Start-up book recommendation

My work for consumer businesses recently has outpaced my B2B work. This is a bit of a surprise, given that the vast majority of my experience has been in the B2B world.

One client has been working in the bicycle industry for over 20 years, and has now decided to try his hand at running his own shop. He is incorporating the business (something I would recommend any retail business do in the US) and has made me one of the board members. He is still doing all the prep work (arranging financing, finding a location, signing on bicycle manufacturer's products to carry, etc.), and will hopefully open up in the next few weeks.

When he and I first talked about him starting a bike shop, one the first things I did was send him my copy of a book called The Small Business Start Up Kit, by Peri Pakroo. Actually, I sent him the California specific version which they also have. These books are published by Nolo, a service that tries to make legal advice and activities doable by normal people.

I used this book when I was starting my first start-up. I had the technology all figured out and such, but I didn't know how to handle the various government requirements (what forms to fill out, whether to incorporate, how to set it up so I could do business under another name - the "DBA", etc.). This book covers all of this, and more, in a way that is easy to understand (which was a bit of a surprise, given the author is a lawyer). Highly recommended for anyone thinking of starting their own business.

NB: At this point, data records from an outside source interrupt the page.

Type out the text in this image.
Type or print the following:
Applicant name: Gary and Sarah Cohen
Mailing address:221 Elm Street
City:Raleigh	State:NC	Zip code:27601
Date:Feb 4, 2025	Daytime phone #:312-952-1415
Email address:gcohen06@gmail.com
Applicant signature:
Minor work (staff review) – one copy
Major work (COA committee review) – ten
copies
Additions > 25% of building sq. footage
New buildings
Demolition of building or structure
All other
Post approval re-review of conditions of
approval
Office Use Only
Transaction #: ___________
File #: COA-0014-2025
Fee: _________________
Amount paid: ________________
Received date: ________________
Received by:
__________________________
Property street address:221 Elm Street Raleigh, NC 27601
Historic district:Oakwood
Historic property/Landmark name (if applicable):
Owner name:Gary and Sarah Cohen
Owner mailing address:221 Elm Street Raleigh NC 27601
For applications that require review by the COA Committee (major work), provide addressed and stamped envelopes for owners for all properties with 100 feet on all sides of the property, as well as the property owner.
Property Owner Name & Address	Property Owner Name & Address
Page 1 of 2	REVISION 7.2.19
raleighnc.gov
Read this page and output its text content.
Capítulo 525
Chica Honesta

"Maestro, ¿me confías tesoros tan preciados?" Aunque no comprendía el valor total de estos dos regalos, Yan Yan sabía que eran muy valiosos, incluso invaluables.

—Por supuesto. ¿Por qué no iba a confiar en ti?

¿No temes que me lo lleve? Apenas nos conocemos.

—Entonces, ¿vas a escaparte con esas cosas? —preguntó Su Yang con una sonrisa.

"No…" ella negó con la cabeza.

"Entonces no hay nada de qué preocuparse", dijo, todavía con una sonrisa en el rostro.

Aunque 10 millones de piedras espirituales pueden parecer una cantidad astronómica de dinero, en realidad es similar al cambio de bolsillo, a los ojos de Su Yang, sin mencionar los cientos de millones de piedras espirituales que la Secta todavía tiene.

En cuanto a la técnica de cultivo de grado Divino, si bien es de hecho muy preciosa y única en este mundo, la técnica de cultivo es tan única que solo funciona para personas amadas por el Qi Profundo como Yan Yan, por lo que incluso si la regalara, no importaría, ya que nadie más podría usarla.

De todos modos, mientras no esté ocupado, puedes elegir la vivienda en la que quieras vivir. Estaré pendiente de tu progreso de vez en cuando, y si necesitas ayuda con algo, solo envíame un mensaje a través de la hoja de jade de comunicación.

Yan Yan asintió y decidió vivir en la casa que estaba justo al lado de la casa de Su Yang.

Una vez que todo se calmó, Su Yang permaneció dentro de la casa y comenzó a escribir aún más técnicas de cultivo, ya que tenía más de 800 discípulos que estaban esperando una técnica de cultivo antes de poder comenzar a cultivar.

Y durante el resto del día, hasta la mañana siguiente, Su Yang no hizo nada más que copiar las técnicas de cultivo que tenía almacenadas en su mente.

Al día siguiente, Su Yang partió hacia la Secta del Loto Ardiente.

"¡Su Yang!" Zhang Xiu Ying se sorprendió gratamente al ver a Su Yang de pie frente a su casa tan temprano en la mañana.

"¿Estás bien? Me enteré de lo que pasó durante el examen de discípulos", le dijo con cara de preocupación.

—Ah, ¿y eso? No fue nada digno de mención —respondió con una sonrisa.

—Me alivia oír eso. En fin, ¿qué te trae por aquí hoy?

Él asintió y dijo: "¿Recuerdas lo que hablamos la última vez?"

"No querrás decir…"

Interesting, this book came up again in conversation yesterday. A good friend is thinking about opening a B&B, so I have ordered a copy of the book which I will give to her.

For convenience, I have included links to Amazon.com for both the National version and the California specific version of this book.

1 Comments:

At 8:58 AM, Blogger PeterD said...

Two years in, and I am proud to report that my friend's bike shop is doing splendidly. 2007 looks like it was a profitable year (so the strong summer season out pacing the slower winter season, giving a profit for the whole year). And 2008 is looking even better.